Champion du monde de match racing 1994
Vice-champion du monde de match racing en 1998 et 1999
Sextuple vainqueur du Tour de France à la voile
Vainqueur de l'Admiral's Cup 1991
Vainqueur de la Quarter Ton Cup 1985

vetv.com : Tu veux dire que lorsqu'on entend que les Français n'ont jamais été aussi armés parce qu'ils possèdent une imposante avance en matière de multi, il faut relativiser ?
B.P. :
Disons que d'un point de vue technique et architectural, c'est une certitude. Mais ça s'arrête là. Je crois que d'un point de vue sportif, le temps qui nous sépare de la Coupe (deux ans, ndlr) permettra à des équipages qui n'ont jamais fait de multicoque de combler leur retard sans problème. Dean Barker par exemple, ne devrait pas mettre longtemps à se mettre au niveau. Un multicoque, même avec une aile, ça reste un bateau à voile. La complexité, c'est de dessiner un bateau rapide. Ensuite, tous les équipages sauront les faire marcher, même s'il y a un certain temps d'adaptation. A bord du trimaran BMW Oracle, vainqueur à Valence l'an dernier, l'équipage au départ - mis à part Thierry Fouchier - ne comptait pas franchement de spécialistes du multicoque, que ce soit les équipiers sur la plage avant, les régleurs ou le tacticien...

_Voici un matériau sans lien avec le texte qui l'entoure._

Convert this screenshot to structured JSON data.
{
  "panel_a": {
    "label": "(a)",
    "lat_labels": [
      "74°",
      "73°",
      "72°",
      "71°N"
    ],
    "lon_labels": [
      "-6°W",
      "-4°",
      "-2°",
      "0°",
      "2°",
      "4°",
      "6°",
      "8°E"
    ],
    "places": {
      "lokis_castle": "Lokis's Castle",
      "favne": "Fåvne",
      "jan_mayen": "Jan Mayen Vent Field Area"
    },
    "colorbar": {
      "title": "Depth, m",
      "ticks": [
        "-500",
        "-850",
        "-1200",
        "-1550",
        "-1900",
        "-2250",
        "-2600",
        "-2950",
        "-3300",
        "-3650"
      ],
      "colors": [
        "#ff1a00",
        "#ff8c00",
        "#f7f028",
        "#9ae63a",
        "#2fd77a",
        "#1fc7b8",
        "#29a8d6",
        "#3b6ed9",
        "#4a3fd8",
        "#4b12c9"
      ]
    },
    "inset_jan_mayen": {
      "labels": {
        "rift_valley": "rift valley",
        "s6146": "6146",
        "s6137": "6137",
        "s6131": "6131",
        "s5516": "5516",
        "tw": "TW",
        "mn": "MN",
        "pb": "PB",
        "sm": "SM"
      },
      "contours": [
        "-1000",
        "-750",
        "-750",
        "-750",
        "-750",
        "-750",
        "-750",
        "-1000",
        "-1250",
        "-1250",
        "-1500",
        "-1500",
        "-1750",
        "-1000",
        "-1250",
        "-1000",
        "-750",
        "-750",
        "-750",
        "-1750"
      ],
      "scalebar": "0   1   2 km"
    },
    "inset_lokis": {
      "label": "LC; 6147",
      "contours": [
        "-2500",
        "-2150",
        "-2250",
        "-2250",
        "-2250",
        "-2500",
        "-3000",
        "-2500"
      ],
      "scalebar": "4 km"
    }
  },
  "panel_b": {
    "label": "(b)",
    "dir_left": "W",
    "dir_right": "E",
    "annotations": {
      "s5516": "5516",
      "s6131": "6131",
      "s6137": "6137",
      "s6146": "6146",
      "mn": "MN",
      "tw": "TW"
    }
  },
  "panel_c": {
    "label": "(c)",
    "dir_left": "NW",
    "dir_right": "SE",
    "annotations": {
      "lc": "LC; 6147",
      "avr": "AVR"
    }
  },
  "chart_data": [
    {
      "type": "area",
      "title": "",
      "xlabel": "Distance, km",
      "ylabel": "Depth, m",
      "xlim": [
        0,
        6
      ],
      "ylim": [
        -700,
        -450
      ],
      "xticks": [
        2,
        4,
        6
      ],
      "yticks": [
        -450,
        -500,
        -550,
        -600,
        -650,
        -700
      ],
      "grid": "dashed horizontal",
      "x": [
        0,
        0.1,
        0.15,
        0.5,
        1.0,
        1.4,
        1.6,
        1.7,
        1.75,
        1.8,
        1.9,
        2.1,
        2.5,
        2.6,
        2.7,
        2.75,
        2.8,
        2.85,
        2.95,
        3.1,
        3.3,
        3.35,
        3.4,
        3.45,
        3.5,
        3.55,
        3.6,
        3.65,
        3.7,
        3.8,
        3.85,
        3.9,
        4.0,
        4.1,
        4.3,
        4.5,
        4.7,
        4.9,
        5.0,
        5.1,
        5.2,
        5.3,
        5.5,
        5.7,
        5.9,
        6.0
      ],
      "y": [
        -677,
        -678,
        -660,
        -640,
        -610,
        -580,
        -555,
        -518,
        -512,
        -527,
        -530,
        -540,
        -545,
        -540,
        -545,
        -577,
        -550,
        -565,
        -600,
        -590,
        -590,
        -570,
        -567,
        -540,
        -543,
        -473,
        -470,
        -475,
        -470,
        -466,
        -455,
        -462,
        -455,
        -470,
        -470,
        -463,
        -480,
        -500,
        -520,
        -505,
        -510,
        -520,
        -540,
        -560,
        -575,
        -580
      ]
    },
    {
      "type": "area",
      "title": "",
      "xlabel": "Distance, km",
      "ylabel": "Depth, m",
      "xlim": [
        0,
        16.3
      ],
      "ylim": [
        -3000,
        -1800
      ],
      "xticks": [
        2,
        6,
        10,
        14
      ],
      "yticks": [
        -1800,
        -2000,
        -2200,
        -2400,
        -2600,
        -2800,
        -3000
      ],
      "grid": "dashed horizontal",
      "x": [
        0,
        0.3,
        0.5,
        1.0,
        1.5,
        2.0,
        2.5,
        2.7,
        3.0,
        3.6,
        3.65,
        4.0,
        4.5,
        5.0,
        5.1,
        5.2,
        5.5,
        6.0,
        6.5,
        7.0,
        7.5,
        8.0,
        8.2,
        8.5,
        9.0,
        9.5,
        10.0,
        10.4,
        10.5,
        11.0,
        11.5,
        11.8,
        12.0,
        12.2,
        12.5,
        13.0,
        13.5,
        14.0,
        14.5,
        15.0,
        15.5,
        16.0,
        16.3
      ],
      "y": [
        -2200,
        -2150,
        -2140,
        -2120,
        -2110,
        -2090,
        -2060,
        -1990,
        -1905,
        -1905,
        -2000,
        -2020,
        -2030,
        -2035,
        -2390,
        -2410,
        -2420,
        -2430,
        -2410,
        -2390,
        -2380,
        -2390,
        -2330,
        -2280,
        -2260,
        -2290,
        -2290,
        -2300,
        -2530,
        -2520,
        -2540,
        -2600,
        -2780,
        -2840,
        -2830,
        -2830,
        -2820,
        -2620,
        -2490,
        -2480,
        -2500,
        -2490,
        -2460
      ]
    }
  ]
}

vetv.com : Donc il faut cesser de mettre en avant l'avance française ?
B.P. :
Attention, aujourd'hui, d'un point de vue technique, la France garde un certain nombre de personnes qui ont un savoir-faire indéniable. En même temps, les autres ne vont pas nous attendre ! Il faut qu'à l'intérieur d'un syndicat, il y ait des personnes qui connaissent le multicoque bien évidemment, mais ce n'est pas parce que tu as "machin", que tu vas gagner la Coupe ! C'est surtout l'échange entre la partie architecturale et sportive qui permettra de dessiner un bateau rapide. Donc ça reste dans la droite ligne de ce qui s'est toujours fait dans la Coupe, soit faire un bateau plus rapide que les autres.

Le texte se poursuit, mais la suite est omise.